On this occasion I have decided to pick my Nikon D300s with the Nikkor 17 – 200 mm. lens, as this lens is really versatile and allows to photograph both a landscape (17 mm. perfect) and the marshland details, with the 200 mm. Of course, the tripod was indispensable before 8:30 a.m. so as it was the timer (Dear Jesus child, I have been an amazingly good girl, so for this year, I want a shutter release. OMG I think I’m asking for too many things…).
For these captures, I choose the manual mode, selecting the shortest diaphragm aperture (f.25 with this lens) and around 30 seconds of shutter speed, although having in mind the exposure – meter at the time the sun is getting high. Find the capture details below each picture.

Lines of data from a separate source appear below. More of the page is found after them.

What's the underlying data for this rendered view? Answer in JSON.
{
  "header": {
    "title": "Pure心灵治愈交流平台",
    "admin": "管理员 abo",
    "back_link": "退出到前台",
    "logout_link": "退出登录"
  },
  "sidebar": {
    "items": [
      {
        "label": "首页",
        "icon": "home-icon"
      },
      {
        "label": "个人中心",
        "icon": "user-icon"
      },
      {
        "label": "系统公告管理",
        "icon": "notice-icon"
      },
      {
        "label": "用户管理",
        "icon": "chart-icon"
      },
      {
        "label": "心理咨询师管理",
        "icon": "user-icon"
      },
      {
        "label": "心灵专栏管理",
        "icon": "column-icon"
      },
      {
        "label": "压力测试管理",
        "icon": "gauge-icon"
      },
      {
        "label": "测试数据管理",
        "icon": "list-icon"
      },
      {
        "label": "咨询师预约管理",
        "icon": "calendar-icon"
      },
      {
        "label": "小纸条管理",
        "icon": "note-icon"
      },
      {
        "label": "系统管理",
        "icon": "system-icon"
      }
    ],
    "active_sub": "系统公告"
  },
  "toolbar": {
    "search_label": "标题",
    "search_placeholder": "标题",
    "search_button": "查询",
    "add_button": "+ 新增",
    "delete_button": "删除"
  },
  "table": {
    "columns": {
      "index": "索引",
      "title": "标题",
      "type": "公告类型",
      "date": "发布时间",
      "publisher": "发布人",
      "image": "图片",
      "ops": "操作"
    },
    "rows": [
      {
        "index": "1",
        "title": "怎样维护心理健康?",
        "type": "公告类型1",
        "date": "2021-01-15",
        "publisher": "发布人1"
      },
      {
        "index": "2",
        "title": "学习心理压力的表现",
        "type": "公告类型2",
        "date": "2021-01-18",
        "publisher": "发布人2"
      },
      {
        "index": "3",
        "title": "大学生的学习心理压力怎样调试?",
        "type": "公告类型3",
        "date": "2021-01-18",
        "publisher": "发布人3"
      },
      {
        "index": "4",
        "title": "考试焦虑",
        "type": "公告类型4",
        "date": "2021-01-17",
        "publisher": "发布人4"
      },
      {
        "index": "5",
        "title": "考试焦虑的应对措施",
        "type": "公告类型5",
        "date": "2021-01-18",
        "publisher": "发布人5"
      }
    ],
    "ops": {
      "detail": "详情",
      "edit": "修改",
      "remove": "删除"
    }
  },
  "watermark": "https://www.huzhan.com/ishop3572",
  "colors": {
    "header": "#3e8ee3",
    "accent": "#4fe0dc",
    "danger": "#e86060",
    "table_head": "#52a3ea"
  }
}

As you can see in this photo, the hamlet lights are already on. We didn’t know exactly where the sun was going to appear in spite we have seen lot of pictures to inspire us.

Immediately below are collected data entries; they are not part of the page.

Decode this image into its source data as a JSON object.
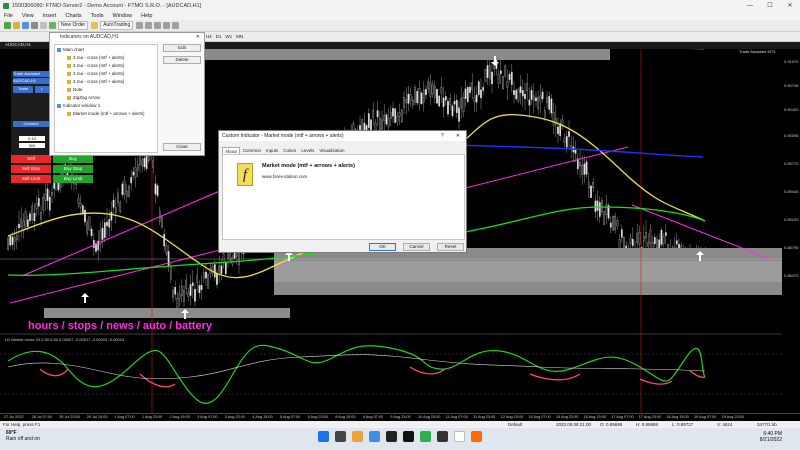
{
  "window": {
    "title": "1500306080: FTMO-Server2 - Demo Account - FTMO S.R.O. - [AUDCAD,H1]",
    "min": "—",
    "max": "☐",
    "close": "✕"
  },
  "menu": [
    "File",
    "View",
    "Insert",
    "Charts",
    "Tools",
    "Window",
    "Help"
  ],
  "toolbar": {
    "new_order": "New Order",
    "autotrading": "AutoTrading",
    "timeframes": [
      "M1",
      "M5",
      "M15",
      "M30",
      "H1",
      "H4",
      "D1",
      "W1",
      "MN"
    ]
  },
  "chart": {
    "tab": "AUDCAD,H1",
    "trade_assistant_label": "Trade Assistant MT4",
    "subwindow_label": "H1 Market mode 20.0,50.0,80 0.00007 -0.00017 -0.00024 -0.00024",
    "overlay_text": "hours / stops / news / auto / battery",
    "price_labels": [
      "0.91070",
      "0.90745",
      "0.90420",
      "0.90095",
      "0.89770",
      "0.89445",
      "0.89120",
      "0.88795",
      "0.88470"
    ],
    "time_labels": [
      "27 Jul 2022",
      "28 Jul 07:00",
      "28 Jul 23:00",
      "29 Jul 15:00",
      "1 Aug 07:00",
      "1 Aug 23:00",
      "2 Aug 15:00",
      "3 Aug 07:00",
      "3 Aug 23:00",
      "4 Aug 15:00",
      "5 Aug 07:00",
      "5 Aug 23:00",
      "8 Aug 15:00",
      "9 Aug 07:00",
      "9 Aug 23:00",
      "10 Aug 15:00",
      "11 Aug 07:00",
      "11 Aug 23:00",
      "12 Aug 15:00",
      "15 Aug 07:00",
      "15 Aug 23:00",
      "16 Aug 15:00",
      "17 Aug 07:00",
      "17 Aug 23:00",
      "18 Aug 15:00",
      "19 Aug 07:00",
      "19 Aug 23:00"
    ]
  },
  "trade_panel": {
    "title": "Trade Assistant",
    "symbol": "AUDCAD.H1",
    "trade": "Trade",
    "l": "L",
    "connect": "Connect",
    "lot": "0.10",
    "points": "300",
    "sell": "Sell",
    "buy": "Buy",
    "sell_stop": "Sell Stop",
    "buy_stop": "Buy Stop",
    "sell_limit": "Sell Limit",
    "buy_limit": "Buy Limit"
  },
  "indicators_panel": {
    "title": "Indicators on AUDCAD,H1",
    "items": [
      "Main chart",
      "3 ma - cross (mtf + alerts)",
      "3 ma - cross (mtf + alerts)",
      "3 ma - cross (mtf + alerts)",
      "3 ma - cross (mtf + alerts)",
      "Note",
      "ZigZag Arrow",
      "Indicator window 1",
      "Market mode (mtf + arrows + alerts)"
    ],
    "edit": "Edit",
    "delete": "Delete",
    "close": "Close"
  },
  "dialog": {
    "title": "Custom Indicator - Market mode (mtf + arrows + alerts)",
    "help": "?",
    "close": "✕",
    "tabs": [
      "About",
      "Common",
      "Inputs",
      "Colors",
      "Levels",
      "Visualization"
    ],
    "logo": "f",
    "name": "Market mode (mtf + arrows + alerts)",
    "site": "www.forex-station.com",
    "ok": "OK",
    "cancel": "Cancel",
    "reset": "Reset"
  },
  "statusbar": {
    "help": "For Help, press F1",
    "profile": "Default",
    "datetime": "2022.08.08 21:00",
    "o": "O: 0.89698",
    "h": "H: 0.89888",
    "l": "L: 0.89727",
    "v": "V: 4624",
    "bars": "3477/1 kb"
  },
  "taskbar": {
    "temp": "69°F",
    "weather": "Rain off and on",
    "time": "6:40 PM",
    "date": "8/21/2022"
  },
  "colors": {
    "yellow_ma": "#f0e040",
    "green_ma": "#18e018",
    "blue_ma": "#1c34ff",
    "magenta": "#ff2de6",
    "panel_gray": "#8a8a8a",
    "candle": "#e8e8e8",
    "sell_red": "#e8292b",
    "buy_green": "#22a32a"
  }
}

This saturday morning I was crazy about the extreme thirds (David Mejías, my super patient photography teacher, director of the academy at Fotografiarte is guilty).
Here you can see one of the hermitage:
Later, we head to the hamlet to see the marshland´s biodiversity, as there is a great observatory where you can learn all about the fauna living there. Nowadays backlighting photography is on trend. As you can see in this portrait of Pilar, the sun is in front of the camera, and not behind me.
To close this beautiful morning we have decided to visit Matalascañas, which used to have one of the most beautiful beaches of Andalusian coast. Unfortunately, nowadays this beach is very crowded in summer, though still keeps its charm in winter. Since there is no people, winter is the right time to enjoy the boundless sand seashores.
Some hippies chill out with their dogs, most happiest beings in the world. I should have brough my Chesapeake Bay Retriever, Thorcuato, with me.